Health Care Rationing, American-style
I have had two American friends die in the last 5 years who would have survived if they had had fully covered health care. (Note I didn't say health insurance, that's not what people need. They need health care.)
One of them died of the flu. He didn't seek treatment because of the cost of his insurance co-payment, and he was found dead.
Another had a heart condition, but didn't know it, because she didn't have health care, because she couldn't afford it. If she'd had health care, she would probably still be alive.
Both of those people are dead because of people like Holmes, and the people behind her. My two friends are dead because insurance company executives want to keep their obscene salaries, and force Americans to pay more for health care than they should.

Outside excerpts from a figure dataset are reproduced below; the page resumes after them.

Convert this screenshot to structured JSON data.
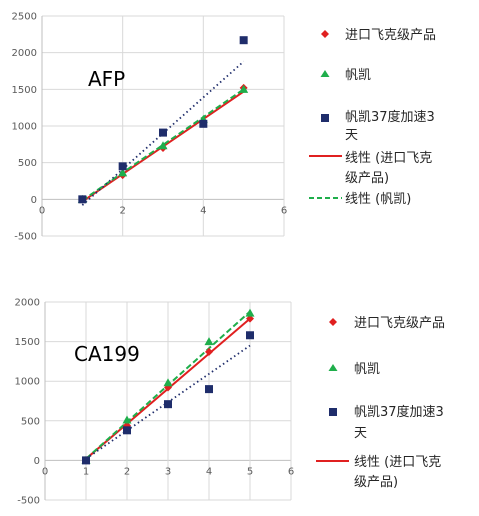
{
  "colors": {
    "imported": "#e02020",
    "fanban": "#1fae4b",
    "fanban37": "#1f2d6b",
    "linear_imported": "#e02020",
    "linear_fanban": "#1fae4b",
    "linear_fanban37": "#1f2d6b",
    "grid": "#d9d9d9",
    "axis": "#bfbfbf"
  },
  "chart_data": [
    {
      "type": "scatter",
      "title": "AFP",
      "xlabel": "",
      "ylabel": "",
      "xlim": [
        0,
        6
      ],
      "ylim": [
        -500,
        2500
      ],
      "xticks": [
        "0",
        "2",
        "4",
        "6"
      ],
      "yticks": [
        "-500",
        "0",
        "500",
        "1000",
        "1500",
        "2000",
        "2500"
      ],
      "grid": true,
      "legend_position": "right",
      "series": [
        {
          "name": "进口飞克级产品",
          "marker": "diamond",
          "color": "#e02020",
          "x": [
            1,
            2,
            3,
            4,
            5
          ],
          "y": [
            0,
            330,
            700,
            1060,
            1520
          ]
        },
        {
          "name": "帆凯",
          "marker": "triangle",
          "color": "#1fae4b",
          "x": [
            1,
            2,
            3,
            4,
            5
          ],
          "y": [
            0,
            360,
            730,
            1090,
            1500
          ]
        },
        {
          "name": "帆凯37度加速3天",
          "marker": "square",
          "color": "#1f2d6b",
          "x": [
            1,
            2,
            3,
            4,
            5
          ],
          "y": [
            0,
            450,
            910,
            1030,
            2170
          ]
        }
      ],
      "trendlines": [
        {
          "name": "线性 (进口飞克级产品)",
          "style": "solid",
          "color": "#e02020",
          "x": [
            1,
            5
          ],
          "y": [
            -30,
            1470
          ]
        },
        {
          "name": "线性 (帆凯)",
          "style": "dashed",
          "color": "#1fae4b",
          "x": [
            1,
            5
          ],
          "y": [
            -15,
            1500
          ]
        },
        {
          "name": "",
          "style": "dotted",
          "color": "#1f2d6b",
          "x": [
            1,
            5
          ],
          "y": [
            -80,
            1880
          ]
        }
      ]
    },
    {
      "type": "scatter",
      "title": "CA199",
      "xlabel": "",
      "ylabel": "",
      "xlim": [
        0,
        6
      ],
      "ylim": [
        -500,
        2000
      ],
      "xticks": [
        "0",
        "1",
        "2",
        "3",
        "4",
        "5",
        "6"
      ],
      "yticks": [
        "-500",
        "0",
        "500",
        "1000",
        "1500",
        "2000"
      ],
      "grid": true,
      "legend_position": "right",
      "series": [
        {
          "name": "进口飞克级产品",
          "marker": "diamond",
          "color": "#e02020",
          "x": [
            1,
            2,
            3,
            4,
            5
          ],
          "y": [
            0,
            440,
            920,
            1370,
            1790
          ]
        },
        {
          "name": "帆凯",
          "marker": "triangle",
          "color": "#1fae4b",
          "x": [
            1,
            2,
            3,
            4,
            5
          ],
          "y": [
            0,
            510,
            980,
            1500,
            1860
          ]
        },
        {
          "name": "帆凯37度加速3天",
          "marker": "square",
          "color": "#1f2d6b",
          "x": [
            1,
            2,
            3,
            4,
            5
          ],
          "y": [
            0,
            380,
            710,
            900,
            1580
          ]
        }
      ],
      "trendlines": [
        {
          "name": "线性 (进口飞克级产品)",
          "style": "solid",
          "color": "#e02020",
          "x": [
            1,
            5
          ],
          "y": [
            20,
            1790
          ]
        },
        {
          "name": "",
          "style": "dashed",
          "color": "#1fae4b",
          "x": [
            1,
            5
          ],
          "y": [
            20,
            1880
          ]
        },
        {
          "name": "",
          "style": "dotted",
          "color": "#1f2d6b",
          "x": [
            1,
            5
          ],
          "y": [
            20,
            1450
          ]
        }
      ]
    }
  ],
  "legend_text": [
    {
      "imported": "进口飞克级产品",
      "fanban": "帆凯",
      "fanban37_l1": "帆凯37度加速3",
      "fanban37_l2": "天",
      "lin_imported_l1": "线性 (进口飞克",
      "lin_imported_l2": "级产品)",
      "lin_fanban": "线性 (帆凯)"
    },
    {
      "imported": "进口飞克级产品",
      "fanban": "帆凯",
      "fanban37_l1": "帆凯37度加速3",
      "fanban37_l2": "天",
      "lin_imported_l1": "线性 (进口飞克",
      "lin_imported_l2": "级产品)"
    }
  ]
}
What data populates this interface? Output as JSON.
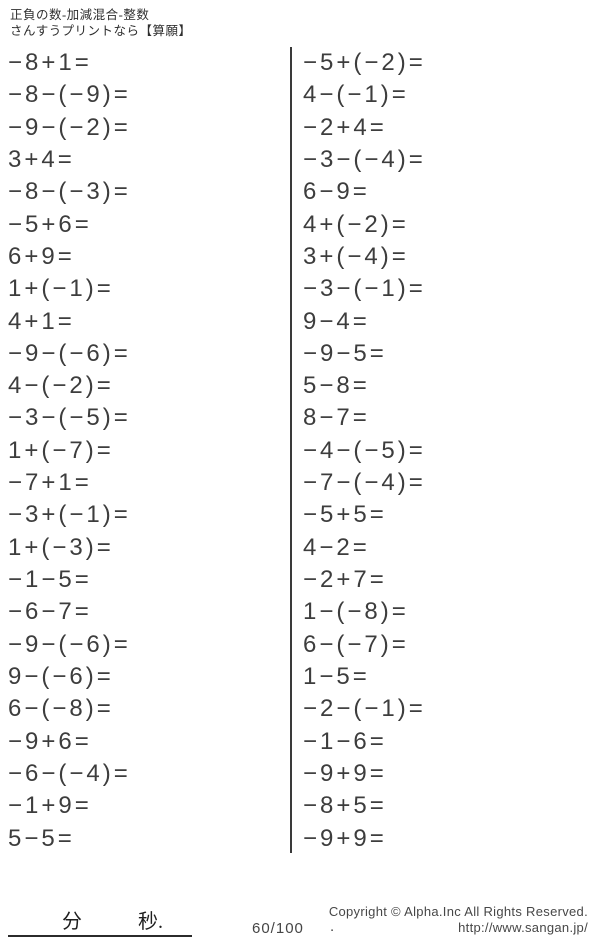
{
  "header": {
    "title": "正負の数-加減混合-整数",
    "subtitle": "さんすうプリントなら【算願】"
  },
  "problems": {
    "left": [
      "−8+1=",
      "−8−(−9)=",
      "−9−(−2)=",
      "3+4=",
      "−8−(−3)=",
      "−5+6=",
      "6+9=",
      "1+(−1)=",
      "4+1=",
      "−9−(−6)=",
      "4−(−2)=",
      "−3−(−5)=",
      "1+(−7)=",
      "−7+1=",
      "−3+(−1)=",
      "1+(−3)=",
      "−1−5=",
      "−6−7=",
      "−9−(−6)=",
      "9−(−6)=",
      "6−(−8)=",
      "−9+6=",
      "−6−(−4)=",
      "−1+9=",
      "5−5="
    ],
    "right": [
      "−5+(−2)=",
      "4−(−1)=",
      "−2+4=",
      "−3−(−4)=",
      "6−9=",
      "4+(−2)=",
      "3+(−4)=",
      "−3−(−1)=",
      "9−4=",
      "−9−5=",
      "5−8=",
      "8−7=",
      "−4−(−5)=",
      "−7−(−4)=",
      "−5+5=",
      "4−2=",
      "−2+7=",
      "1−(−8)=",
      "6−(−7)=",
      "1−5=",
      "−2−(−1)=",
      "−1−6=",
      "−9+9=",
      "−8+5=",
      "−9+9="
    ]
  },
  "footer": {
    "minutes_label": "分",
    "seconds_label": "秒.",
    "score": "60/100",
    "dot": ".",
    "copyright": "Copyright ©  Alpha.Inc All Rights Reserved.",
    "url": "http://www.sangan.jp/"
  },
  "colors": {
    "text": "#3d3d3d",
    "line": "#3a3a3a",
    "background": "#ffffff"
  }
}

So What's the Health Care Reform Fight Really About?
Billions of dollars are at stake in the battle for American health care reform. That's the sort of money executives, and their lobbyists, and their bought-and-paid-for politicians are willing to kill for: to let you, or your friends, or your family suffer and die. Think of your dead friends and relatives as collateral damage in the fight for health industry profits; that's how the insurance executives see them.